Senate debates

Monday, 30 November 2009

Carbon Pollution Reduction Scheme Bill 2009 [No. 2]; Carbon Pollution Reduction Scheme (Consequential Amendments) Bill 2009 [No. 2]; Australian Climate Change Regulatory Authority Bill 2009 [No. 2]; Carbon Pollution Reduction Scheme (Charges — Customs) Bill 2009 [No. 2]; Carbon Pollution Reduction Scheme (Charges — Excise) Bill 2009 [No. 2]; Carbon Pollution Reduction Scheme (Charges — General) Bill 2009 [No. 2]; Carbon Pollution Reduction Scheme (CPRS Fuel Credits) Bill 2009 [No. 2]; Carbon Pollution Reduction Scheme (CPRS Fuel Credits) (Consequential Amendments) Bill 2009 [No. 2]; Excise Tariff Amendment (Carbon Pollution Reduction Scheme) Bill 2009 [No. 2]; Customs Tariff Amendment (Carbon Pollution Reduction Scheme) Bill 2009 [No. 2]; Carbon Pollution Reduction Scheme Amendment (Household Assistance) Bill 2009 [No. 2]

In Committee

2:08 pm

Photo of Christine MilneChristine Milne (Tasmania, Australian Greens) Share this | Hansard source

I just wanted to follow up on this. I recognise it goes to the line in this document which says:

  • include conditions for forests earning forest credits to have adequate water entitlements and planning approvals …
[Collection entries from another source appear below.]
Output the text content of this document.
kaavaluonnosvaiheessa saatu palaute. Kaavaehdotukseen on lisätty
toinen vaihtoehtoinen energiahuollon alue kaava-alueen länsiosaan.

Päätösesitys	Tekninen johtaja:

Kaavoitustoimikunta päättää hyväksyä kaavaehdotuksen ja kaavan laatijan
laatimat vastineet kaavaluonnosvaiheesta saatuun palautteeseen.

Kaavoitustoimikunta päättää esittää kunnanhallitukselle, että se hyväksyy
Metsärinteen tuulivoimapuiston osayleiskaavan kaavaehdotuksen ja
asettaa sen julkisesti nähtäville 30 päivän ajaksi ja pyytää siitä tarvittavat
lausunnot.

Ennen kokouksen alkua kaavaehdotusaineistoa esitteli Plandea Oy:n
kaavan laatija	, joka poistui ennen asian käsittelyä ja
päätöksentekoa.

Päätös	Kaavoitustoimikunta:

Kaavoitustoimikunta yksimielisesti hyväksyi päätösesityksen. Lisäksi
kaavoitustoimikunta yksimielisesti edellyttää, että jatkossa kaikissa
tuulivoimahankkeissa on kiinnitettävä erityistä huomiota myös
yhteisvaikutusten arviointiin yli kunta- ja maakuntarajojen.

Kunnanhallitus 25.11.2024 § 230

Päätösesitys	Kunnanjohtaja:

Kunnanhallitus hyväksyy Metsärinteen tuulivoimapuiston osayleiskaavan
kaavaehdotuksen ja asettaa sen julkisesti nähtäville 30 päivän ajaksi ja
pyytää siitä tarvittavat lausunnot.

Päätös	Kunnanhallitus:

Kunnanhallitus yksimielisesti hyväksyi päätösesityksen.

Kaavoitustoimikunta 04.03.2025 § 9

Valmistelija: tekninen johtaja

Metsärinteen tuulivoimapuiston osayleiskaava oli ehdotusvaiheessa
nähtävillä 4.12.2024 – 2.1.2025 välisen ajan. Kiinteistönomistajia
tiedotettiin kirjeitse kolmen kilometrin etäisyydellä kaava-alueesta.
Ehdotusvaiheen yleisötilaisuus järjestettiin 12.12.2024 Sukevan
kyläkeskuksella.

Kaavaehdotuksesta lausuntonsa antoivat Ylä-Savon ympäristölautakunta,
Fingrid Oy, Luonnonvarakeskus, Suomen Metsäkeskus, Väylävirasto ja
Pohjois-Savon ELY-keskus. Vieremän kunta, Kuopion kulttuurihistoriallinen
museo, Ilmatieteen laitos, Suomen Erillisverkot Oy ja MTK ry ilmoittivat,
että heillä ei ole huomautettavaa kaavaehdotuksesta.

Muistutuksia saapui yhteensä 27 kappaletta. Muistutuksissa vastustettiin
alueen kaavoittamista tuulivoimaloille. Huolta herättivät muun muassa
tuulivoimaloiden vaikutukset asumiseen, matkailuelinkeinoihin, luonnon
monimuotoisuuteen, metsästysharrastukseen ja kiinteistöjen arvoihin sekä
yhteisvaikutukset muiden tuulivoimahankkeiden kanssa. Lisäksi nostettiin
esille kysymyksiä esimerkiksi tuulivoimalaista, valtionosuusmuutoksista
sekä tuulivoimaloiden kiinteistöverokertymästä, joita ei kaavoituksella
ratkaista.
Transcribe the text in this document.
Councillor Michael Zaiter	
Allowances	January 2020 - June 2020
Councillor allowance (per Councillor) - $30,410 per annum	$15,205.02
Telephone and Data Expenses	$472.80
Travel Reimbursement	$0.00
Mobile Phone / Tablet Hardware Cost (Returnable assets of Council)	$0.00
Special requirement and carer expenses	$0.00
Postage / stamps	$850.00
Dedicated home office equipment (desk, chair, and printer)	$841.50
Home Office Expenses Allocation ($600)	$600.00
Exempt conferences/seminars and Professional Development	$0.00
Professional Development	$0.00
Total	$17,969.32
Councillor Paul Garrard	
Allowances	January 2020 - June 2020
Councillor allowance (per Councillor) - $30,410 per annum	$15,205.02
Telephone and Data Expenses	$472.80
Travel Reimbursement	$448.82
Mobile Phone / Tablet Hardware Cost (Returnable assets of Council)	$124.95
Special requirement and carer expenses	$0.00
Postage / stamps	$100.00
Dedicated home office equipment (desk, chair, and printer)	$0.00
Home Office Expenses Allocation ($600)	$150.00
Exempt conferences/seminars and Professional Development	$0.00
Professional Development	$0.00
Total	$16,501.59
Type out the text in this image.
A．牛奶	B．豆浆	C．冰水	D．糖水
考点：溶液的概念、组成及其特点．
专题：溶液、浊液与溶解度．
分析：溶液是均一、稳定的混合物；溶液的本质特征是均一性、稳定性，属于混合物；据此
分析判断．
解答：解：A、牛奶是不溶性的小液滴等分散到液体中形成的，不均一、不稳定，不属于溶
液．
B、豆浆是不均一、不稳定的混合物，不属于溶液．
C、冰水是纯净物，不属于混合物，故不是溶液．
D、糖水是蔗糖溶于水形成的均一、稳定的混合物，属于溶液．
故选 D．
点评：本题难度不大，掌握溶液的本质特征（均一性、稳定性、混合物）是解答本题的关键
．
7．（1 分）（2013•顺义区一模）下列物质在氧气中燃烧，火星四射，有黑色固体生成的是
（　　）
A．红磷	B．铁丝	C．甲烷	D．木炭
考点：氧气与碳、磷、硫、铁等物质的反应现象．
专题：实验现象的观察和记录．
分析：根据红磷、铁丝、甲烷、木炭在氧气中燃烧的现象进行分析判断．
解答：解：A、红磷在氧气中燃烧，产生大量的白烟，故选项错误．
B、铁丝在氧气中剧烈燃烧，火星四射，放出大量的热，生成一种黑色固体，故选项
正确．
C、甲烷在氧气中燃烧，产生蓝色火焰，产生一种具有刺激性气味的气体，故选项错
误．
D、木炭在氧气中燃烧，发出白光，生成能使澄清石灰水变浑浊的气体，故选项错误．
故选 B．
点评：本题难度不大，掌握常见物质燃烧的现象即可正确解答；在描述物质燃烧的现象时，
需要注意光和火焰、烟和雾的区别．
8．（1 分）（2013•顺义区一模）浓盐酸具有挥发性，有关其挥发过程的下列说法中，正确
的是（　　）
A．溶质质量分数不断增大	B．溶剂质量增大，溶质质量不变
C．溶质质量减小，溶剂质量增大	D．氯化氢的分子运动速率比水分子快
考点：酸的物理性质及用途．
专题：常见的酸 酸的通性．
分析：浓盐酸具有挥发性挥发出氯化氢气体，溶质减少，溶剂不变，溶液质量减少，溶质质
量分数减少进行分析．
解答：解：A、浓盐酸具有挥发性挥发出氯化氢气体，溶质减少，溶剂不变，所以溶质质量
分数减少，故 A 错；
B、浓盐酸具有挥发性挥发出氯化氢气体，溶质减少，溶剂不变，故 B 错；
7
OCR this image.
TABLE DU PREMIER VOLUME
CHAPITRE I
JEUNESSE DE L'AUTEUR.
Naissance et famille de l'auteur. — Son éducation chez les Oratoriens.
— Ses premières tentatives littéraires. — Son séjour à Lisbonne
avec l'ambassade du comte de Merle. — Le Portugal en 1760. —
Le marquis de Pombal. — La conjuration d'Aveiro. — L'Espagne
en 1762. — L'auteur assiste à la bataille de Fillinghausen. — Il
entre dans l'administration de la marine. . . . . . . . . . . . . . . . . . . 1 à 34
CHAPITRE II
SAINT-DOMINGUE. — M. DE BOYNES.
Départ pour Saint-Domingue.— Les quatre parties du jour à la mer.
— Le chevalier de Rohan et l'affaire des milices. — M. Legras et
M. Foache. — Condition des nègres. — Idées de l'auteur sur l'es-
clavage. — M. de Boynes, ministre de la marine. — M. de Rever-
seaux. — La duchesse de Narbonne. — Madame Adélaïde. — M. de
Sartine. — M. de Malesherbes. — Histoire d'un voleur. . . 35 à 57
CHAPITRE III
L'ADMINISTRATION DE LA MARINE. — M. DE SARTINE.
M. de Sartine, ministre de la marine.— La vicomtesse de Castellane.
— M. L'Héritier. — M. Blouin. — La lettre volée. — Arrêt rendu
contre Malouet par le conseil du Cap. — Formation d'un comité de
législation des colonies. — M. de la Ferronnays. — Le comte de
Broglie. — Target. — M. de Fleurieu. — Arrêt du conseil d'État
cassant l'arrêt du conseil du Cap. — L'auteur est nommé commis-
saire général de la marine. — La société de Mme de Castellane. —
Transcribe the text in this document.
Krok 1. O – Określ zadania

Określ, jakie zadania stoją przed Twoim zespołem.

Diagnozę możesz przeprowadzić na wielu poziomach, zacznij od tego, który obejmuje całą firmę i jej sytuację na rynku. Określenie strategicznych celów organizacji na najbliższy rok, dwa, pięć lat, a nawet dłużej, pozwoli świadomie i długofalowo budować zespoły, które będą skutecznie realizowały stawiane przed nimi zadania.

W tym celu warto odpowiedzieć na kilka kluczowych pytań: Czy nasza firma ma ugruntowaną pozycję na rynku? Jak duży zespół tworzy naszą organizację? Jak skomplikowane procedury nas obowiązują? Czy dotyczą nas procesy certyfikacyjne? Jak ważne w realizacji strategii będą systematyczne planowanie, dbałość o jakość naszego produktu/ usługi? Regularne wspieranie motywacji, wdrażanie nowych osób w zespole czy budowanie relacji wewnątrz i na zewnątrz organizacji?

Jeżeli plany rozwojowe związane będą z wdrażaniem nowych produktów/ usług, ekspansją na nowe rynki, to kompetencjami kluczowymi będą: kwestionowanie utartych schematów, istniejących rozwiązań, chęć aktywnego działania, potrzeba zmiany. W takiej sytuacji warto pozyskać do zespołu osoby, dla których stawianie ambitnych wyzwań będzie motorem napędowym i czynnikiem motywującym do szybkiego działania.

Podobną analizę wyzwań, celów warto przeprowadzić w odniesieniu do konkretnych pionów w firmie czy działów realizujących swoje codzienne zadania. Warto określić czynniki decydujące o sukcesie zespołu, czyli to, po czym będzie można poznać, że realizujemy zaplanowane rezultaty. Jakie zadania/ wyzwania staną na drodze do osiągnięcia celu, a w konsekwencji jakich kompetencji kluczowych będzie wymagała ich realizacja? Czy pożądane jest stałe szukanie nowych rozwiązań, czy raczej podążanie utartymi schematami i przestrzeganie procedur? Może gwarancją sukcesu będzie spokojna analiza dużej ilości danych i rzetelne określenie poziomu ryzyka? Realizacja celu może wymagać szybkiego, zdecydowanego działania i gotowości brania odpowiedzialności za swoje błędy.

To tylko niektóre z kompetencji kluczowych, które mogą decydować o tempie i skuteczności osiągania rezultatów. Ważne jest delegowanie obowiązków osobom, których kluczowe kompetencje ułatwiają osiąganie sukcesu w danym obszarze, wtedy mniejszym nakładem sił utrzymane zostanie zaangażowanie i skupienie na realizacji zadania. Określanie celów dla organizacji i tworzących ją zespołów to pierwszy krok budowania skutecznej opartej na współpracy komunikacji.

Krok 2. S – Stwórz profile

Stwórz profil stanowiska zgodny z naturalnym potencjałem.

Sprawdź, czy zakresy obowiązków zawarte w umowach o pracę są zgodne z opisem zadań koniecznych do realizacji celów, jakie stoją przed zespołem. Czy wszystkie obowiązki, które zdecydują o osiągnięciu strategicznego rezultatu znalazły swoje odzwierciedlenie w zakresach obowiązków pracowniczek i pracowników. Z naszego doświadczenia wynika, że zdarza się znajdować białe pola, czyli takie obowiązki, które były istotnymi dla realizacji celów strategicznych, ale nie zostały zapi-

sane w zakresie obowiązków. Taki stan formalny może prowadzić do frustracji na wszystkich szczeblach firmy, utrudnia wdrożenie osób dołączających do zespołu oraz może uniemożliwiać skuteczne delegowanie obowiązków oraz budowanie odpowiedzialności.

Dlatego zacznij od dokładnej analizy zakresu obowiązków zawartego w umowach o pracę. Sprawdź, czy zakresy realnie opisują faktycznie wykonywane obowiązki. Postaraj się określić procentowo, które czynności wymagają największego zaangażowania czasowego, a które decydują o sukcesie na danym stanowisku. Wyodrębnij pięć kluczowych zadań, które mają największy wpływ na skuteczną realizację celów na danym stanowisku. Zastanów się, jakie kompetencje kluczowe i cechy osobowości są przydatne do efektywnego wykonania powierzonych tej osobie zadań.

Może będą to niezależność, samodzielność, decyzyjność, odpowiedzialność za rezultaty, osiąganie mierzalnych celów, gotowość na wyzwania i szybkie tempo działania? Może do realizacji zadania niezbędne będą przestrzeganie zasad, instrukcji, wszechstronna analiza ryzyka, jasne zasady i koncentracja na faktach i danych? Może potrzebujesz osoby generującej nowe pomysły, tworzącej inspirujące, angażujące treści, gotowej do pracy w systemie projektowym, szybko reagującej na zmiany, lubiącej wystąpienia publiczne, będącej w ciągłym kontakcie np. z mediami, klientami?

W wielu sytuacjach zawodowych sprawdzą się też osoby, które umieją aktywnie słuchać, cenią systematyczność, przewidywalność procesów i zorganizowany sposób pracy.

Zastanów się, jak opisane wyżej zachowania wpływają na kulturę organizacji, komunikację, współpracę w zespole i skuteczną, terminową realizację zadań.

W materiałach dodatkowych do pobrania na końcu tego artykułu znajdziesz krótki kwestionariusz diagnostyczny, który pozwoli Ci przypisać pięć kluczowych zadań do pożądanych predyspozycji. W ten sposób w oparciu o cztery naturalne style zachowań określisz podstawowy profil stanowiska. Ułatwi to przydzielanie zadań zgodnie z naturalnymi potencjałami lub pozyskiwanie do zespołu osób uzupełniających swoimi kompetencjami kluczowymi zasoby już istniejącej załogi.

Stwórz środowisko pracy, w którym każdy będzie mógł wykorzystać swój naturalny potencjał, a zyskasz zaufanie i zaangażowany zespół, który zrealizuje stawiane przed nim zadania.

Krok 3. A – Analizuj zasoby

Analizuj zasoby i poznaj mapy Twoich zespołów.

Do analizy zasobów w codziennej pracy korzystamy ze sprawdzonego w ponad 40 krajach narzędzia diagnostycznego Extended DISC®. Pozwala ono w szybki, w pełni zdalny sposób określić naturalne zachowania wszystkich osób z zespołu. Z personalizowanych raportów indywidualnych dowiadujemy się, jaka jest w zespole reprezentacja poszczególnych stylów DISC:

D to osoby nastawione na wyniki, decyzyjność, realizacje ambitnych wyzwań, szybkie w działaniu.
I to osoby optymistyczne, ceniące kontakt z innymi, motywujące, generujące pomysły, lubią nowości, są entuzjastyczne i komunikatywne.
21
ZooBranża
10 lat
One of the issues which accounted for the failure of managed investment schemes was that people got a 100 per cent tax deduction for planting trees in areas where they would never grow. They never, ever had sufficient water to be able to grow a forest, but it did not matter to them because it was not for the investors in the end. So the way this is written can actually be read two ways. One way is that in order to get abatement you have to demonstrate that you already have a water entitlement. The other way it could be read is that it is including conditions so that, if you plant a forest, you get adequate water entitlements. But I also want to know if you are going to revisit the issue that you cannot get it unless you are in a rainfall zone or else have water entitlements such that the trees will actually grow. I also want to know if you will be ground-truthing this, however many years down the track, to ensure that the abatement is there. Can you just tell me how, in two, three, five or 10 years down the track, you will get a forest credit for planting a forest? Are they the same provisions as the reforestation provisions in terms of accounting for it?

The second thing I want to ask about is planning approvals. Again, this is something that the Commonwealth does not have control over. It is local government that controls planning, and most local governments do not have in their planning schemes anything pertaining to plantation forests, carbon sink forests or any other kind of forest. If you get the ability to declare an area a carbon sink forest or whatever, in the Tasmanian case you just have to get it approved as a forest and local planning laws do not cover it. I want to know what this planning approval is. How is the Commonwealth going to guarantee that the planning approval will be at the local level and not at the state or the Commonwealth level in terms of giving planning approval for these forests?